ABC, easy as…

…identifying the errors in your thinking that lead to a negative conclusion and thereby cause anxiety, stress and depression.

So, it’s not as good as the Jackson’s sang it, but I’m a painter, not a songwriter, dammit!

What is ABC?

ABC is a Cognitive Behavioural Therapy (CBT) method of capturing a negative thought process, ideally as (or shortly after) it happens.

  • Activating event
  • Beliefs
  • Consequences

A typical ABC form looks like this.

By separating the negative outcome (Consequence) from the thought triggers (Beliefs) and in turn from the cause (Activating event), it becomes easier to see where and how the way you think wholly influences how you feel.

It doesn’t mean the way you think is wrong, just that the mind can easily fall into bad habits and patterns of thinking that are harmful, at the expense of thinking in a more realistic and measured way.

Okay, so what does this really mean?

Let’s look at a real-life example to step through how the ABC model works.

A couple of months ago, I had a group of friends over for the evening, for dinner and chat. Nothing formal, just my closest friends, and me cooking a Roast Chicken.

  • Activating event
    At one point, I left the dining room and went upstairs to use the bathroom. While I was there, I could hear talking and uproarious laughter coming from downstairs.
  • Beliefs
    Immediately, I started thinking that they were all having more fun because I’d left the room. Why else would they be laughing? This must mean they don’t really like me at all and just tolerate my company to get a free feed. They’re probably laughing about what a mug I am.
  • Consequences
    I return downstairs, and am now angry and hurt. I find it hard to talk and join in the conversation, believing I’m not wanted there. As the evening progresses, I tie myself further up in knots, until I make my excuses and go to bed.

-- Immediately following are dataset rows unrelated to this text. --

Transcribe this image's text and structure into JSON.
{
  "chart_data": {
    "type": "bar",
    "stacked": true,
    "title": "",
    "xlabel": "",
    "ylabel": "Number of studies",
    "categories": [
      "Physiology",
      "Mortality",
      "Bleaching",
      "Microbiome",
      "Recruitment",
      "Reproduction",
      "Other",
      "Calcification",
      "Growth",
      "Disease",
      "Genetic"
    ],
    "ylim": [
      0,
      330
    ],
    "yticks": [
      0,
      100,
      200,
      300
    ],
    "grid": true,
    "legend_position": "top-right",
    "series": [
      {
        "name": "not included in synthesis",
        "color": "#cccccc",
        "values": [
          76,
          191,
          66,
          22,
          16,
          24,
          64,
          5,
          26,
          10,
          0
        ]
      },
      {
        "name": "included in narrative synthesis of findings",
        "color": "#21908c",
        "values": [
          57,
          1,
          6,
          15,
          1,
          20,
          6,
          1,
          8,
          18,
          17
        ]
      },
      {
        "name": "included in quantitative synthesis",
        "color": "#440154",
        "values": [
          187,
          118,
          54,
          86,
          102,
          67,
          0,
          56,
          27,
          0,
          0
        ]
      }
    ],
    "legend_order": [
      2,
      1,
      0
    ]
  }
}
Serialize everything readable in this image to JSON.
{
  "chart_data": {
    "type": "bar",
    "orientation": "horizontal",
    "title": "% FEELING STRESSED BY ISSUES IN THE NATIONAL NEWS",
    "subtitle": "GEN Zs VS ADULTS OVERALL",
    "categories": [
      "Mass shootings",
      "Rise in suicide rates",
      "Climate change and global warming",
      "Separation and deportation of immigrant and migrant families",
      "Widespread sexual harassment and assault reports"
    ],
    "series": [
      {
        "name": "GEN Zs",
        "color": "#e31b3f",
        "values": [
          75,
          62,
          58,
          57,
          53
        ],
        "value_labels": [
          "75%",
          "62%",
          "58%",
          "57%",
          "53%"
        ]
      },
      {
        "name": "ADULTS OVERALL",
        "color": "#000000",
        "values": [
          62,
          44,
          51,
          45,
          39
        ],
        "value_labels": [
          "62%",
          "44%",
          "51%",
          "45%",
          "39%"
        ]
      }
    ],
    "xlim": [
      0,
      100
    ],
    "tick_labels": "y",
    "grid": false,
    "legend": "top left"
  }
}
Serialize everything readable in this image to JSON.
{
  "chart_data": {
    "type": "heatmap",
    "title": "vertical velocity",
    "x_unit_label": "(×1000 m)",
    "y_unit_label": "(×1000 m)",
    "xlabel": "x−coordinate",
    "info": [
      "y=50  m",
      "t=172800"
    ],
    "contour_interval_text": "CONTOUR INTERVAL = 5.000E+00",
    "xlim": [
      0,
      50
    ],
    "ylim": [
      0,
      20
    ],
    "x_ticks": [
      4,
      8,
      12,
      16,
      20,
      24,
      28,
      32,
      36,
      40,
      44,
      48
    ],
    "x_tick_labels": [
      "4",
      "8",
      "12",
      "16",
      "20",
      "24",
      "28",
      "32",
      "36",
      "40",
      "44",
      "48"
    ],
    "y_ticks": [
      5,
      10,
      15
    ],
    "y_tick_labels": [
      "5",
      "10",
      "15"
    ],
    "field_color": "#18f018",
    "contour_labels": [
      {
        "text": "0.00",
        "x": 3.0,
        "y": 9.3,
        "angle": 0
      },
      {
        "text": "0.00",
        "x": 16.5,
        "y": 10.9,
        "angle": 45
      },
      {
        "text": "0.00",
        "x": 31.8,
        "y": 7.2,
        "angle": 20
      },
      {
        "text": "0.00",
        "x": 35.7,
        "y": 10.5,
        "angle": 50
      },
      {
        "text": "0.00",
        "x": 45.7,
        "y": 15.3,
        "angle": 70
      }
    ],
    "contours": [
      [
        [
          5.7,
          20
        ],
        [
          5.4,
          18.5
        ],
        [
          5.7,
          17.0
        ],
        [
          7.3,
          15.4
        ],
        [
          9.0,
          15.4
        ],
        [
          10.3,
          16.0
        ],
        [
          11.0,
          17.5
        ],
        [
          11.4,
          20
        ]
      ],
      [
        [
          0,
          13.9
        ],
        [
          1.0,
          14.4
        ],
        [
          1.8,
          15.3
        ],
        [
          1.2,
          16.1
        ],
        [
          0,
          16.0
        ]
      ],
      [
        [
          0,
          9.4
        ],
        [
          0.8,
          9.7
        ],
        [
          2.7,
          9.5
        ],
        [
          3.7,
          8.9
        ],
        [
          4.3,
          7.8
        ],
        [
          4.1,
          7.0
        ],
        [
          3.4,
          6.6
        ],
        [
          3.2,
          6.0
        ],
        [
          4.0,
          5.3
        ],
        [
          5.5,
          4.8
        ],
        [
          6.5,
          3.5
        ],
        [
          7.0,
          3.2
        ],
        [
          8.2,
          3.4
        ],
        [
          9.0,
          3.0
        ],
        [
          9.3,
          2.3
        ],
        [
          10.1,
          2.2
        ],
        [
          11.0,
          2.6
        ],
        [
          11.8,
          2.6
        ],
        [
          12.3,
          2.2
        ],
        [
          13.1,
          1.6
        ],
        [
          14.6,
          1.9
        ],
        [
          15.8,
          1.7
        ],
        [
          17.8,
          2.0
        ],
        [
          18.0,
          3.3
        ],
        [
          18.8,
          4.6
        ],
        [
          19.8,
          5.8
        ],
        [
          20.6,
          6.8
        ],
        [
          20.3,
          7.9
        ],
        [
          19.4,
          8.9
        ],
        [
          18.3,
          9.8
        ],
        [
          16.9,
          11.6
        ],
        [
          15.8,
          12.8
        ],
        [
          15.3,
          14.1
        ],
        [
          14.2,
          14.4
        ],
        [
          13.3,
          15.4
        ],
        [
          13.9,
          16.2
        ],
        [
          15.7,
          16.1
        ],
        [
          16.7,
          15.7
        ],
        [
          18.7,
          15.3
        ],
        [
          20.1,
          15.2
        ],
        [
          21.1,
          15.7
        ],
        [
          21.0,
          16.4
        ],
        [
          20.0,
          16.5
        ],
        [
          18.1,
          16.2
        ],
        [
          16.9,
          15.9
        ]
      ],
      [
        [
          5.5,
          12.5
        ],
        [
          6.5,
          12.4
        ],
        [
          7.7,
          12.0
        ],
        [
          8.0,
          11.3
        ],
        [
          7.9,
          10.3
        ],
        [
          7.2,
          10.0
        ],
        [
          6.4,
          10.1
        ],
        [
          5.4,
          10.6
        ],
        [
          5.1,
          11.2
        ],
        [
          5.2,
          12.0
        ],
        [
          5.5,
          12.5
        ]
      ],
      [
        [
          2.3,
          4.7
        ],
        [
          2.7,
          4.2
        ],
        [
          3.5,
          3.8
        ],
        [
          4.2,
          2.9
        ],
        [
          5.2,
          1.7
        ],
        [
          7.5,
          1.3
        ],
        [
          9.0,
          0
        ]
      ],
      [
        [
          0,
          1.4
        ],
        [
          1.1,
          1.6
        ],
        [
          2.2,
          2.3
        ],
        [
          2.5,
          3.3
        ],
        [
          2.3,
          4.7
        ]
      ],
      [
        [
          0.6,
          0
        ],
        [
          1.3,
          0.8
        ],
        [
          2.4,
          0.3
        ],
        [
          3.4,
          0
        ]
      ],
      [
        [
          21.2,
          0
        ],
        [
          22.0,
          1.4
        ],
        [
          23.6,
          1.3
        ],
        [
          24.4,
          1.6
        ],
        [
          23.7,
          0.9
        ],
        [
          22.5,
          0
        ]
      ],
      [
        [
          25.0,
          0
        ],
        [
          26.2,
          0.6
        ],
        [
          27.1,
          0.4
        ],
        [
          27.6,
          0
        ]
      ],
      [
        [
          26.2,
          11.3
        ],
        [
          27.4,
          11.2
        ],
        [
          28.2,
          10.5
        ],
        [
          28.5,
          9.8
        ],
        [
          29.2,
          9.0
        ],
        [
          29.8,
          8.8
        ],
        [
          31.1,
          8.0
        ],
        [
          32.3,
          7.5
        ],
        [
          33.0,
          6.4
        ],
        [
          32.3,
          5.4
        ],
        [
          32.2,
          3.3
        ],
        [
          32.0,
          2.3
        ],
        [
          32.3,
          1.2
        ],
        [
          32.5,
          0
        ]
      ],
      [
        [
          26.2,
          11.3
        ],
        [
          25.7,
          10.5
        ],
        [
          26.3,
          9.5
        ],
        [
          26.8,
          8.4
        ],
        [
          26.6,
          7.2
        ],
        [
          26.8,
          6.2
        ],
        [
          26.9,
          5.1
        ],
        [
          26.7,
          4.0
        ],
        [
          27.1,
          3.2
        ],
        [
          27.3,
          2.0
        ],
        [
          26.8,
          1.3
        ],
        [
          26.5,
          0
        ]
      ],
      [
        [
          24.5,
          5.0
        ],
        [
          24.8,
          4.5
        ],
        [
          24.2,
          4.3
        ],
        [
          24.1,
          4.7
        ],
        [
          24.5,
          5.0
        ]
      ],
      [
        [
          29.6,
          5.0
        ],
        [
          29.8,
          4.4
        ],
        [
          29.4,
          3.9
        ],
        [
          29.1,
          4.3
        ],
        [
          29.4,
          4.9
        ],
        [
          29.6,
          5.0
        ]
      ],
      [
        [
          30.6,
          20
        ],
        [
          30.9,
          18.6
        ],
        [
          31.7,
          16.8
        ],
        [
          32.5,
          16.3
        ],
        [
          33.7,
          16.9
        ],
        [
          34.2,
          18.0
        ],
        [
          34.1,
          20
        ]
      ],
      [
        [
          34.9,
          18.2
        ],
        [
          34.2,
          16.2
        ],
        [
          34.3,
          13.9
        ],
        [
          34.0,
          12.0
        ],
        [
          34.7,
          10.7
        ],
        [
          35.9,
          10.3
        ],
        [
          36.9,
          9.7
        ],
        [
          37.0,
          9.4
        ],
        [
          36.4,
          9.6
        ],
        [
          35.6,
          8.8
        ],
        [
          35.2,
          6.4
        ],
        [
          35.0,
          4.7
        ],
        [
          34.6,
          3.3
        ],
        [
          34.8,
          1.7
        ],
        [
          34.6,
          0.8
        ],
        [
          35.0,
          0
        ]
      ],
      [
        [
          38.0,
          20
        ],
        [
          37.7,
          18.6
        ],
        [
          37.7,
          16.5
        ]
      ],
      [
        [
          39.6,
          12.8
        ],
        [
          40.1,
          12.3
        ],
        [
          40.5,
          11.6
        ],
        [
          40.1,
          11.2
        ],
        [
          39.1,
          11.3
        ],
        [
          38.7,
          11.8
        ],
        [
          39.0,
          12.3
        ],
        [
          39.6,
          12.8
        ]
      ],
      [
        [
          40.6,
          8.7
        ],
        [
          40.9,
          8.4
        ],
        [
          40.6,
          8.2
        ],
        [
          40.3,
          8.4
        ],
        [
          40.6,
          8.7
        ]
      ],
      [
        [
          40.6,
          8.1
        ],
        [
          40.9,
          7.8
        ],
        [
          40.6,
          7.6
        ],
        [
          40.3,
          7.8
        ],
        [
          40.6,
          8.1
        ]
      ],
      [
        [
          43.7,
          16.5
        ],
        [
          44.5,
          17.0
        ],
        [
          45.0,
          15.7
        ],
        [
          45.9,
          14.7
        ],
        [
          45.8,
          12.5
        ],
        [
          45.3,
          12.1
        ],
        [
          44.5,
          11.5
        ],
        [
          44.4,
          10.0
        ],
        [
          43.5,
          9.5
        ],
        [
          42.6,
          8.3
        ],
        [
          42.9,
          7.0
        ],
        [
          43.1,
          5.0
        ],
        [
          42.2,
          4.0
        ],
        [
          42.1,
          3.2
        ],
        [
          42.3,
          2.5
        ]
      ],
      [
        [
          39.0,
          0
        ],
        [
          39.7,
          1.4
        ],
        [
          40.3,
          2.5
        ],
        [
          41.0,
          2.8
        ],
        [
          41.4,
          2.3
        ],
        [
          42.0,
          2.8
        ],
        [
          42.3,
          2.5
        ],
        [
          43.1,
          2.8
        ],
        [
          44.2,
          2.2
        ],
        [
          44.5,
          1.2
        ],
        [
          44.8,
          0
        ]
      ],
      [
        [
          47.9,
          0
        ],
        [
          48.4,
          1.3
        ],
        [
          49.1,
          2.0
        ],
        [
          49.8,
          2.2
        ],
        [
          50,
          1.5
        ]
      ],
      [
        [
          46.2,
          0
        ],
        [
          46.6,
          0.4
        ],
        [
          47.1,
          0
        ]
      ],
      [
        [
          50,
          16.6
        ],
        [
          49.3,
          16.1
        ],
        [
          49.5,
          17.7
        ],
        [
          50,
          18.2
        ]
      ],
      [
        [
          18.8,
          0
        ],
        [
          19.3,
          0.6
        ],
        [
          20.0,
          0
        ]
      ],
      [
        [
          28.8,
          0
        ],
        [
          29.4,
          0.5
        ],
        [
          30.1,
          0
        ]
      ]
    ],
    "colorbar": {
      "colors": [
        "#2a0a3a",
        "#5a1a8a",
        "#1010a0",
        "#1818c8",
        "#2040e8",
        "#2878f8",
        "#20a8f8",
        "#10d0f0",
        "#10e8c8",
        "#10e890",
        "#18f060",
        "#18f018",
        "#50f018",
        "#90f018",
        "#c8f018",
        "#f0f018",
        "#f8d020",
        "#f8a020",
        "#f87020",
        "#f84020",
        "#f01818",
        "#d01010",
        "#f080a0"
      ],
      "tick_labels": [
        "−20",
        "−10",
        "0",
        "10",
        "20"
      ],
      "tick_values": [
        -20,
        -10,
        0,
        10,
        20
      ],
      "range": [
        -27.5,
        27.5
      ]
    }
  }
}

This is my ABC for that particular event. Looking back on it, I’m able to see the event in a very different manner. So this is my more rational ABC that would, had I allowed myself to think that way, have led to a less damaging outcome:

  • Activating event
    At one point, I left the dining room and went upstairs to use the bathroom. While I was there, I could hear talking and uproarious laughter coming from downstairs.
  • Beliefs
    I think that the evening is going well and that my friends are enjoying the food and having a good laugh and chat. I also feel relieved that I am now, erm, relieved.
  • Consequences
    I am able to enjoy an evening with my close friends, and am able to take some pride and joy from the fact that I’m a host who can make people feel relaxed and at home.

And that’s all it is – the same Activating Event, two entirely different outcomes. It’s easy, when presented with the examples side-by-side, to see which thought process is healthier. I think(!) this kind of sums it up:

“The trouble with most people is that they think with their hopes or fears or wishes rather than with their minds.”

~Will Durant

The ABC form allows you to capture the process and spot where your beliefs and thoughts can cause distress, for you and those around you.

Boy in the bubble…

Now, I’m not naïve, there are going to be times when people do dislike you and are laughing at you behind your back.

It’s not a way of deluding yourself into becoming a grinning moron, impervious to reality. No. Instead, the aim is to re-measure your thoughts on the evidence rather than the (often negative) assumptions.

Eventually, and with repeated use, you’re meant to get quicker at spotting the ‘thinking errors’ so you can prevent yourself making them in real-time as opposed to during a period of later reflection.

Personally, I’m hopeful that it works, and I’ve got a few forms printed out and with my things at work, to grab in an emergency.